As bargain hunting dominates the retail landscape, Urban Outfitters Inc. on Tuesday said shoppers were waiting longer for expected holiday-season deals, but added that customers were still snapping up plenty of the retailer’s clothing at full price.
Executives for the clothing retailer – which along with its namesake stores owns the women’s clothing chains Anthropologie and Free People – made those remarks as its third-quarter results and fourth-quarter outlook sent shares rallying 17.4% higher after hours.
Chief Executive Richard Hayne, during Urban Outfitters’ (URBN) earnings call, said “customer engagement was lively” during the third quarter, as its efforts to expand Anthropologie and recharge its namesake stores start to pay off. But he said customers were also showing a willingness to hold out for more generous holiday-season discounts to emerge.
“We believe customers were waiting a bit longer this year to make their purchases until seasonal promotions began,” he said. However, he added: “We successfully met this shift with strong results in our early holiday events.”
But full-priced items still helped results at Anthropologie and Urban Outfitters stores.
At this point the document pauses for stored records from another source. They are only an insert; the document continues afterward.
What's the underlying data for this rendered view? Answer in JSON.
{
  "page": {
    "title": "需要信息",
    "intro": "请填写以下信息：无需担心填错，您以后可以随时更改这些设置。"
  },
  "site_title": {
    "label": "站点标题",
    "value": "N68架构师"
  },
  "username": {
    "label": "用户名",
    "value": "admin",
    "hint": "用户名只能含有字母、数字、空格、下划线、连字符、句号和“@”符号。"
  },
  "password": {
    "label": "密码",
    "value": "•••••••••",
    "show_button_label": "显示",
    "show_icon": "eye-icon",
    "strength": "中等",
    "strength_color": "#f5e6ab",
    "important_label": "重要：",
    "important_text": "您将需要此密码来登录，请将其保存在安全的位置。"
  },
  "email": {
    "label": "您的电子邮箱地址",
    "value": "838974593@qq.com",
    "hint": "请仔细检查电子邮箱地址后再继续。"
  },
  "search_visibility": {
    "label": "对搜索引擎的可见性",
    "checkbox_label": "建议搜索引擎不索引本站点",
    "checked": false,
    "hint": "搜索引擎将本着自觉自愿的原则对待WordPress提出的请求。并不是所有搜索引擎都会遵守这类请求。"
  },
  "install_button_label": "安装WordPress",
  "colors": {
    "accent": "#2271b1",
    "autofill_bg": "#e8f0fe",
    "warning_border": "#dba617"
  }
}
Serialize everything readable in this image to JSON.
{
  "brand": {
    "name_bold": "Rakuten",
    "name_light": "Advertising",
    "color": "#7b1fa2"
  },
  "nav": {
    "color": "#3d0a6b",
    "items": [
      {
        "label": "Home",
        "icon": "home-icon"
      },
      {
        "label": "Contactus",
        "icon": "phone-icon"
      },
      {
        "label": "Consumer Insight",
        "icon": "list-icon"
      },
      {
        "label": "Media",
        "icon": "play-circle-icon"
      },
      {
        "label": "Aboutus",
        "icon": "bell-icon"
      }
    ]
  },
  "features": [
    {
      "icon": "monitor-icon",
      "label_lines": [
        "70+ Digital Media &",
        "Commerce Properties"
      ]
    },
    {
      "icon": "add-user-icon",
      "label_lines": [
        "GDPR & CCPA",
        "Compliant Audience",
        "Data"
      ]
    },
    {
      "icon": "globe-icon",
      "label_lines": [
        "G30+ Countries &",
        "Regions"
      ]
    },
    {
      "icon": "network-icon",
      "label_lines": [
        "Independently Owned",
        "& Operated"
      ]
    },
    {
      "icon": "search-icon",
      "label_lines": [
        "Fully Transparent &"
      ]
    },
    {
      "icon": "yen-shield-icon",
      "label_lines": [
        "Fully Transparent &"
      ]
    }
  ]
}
Those chains, along with Free People, put up positive same-store sales during the third quarter, led by a 12.5% increase at the Urban Outfitters segment.
Tricia Smith, Anthropologie’s global CEO, said there had been little pushback on the small, targeted price increases the chain had made in response to the U.S. tariffs on imports.
“We’re really planning very little incremental price increases over and above what we’ve already implemented this fall and holiday,” she said. “We really don’t anticipate price resistance.”
Hayne added that he felt there was “little need” to raise prices next year.
Over the past two weeks, Wall Street has been zeroed in on the condition of the U.S. consumer, who has been more aggressive in seeking out discounts to manage higher costs of living elsewhere. Other retailers have suggested that even as low-income customers feel those effects more directly, they haven’t seen a huge impact on business.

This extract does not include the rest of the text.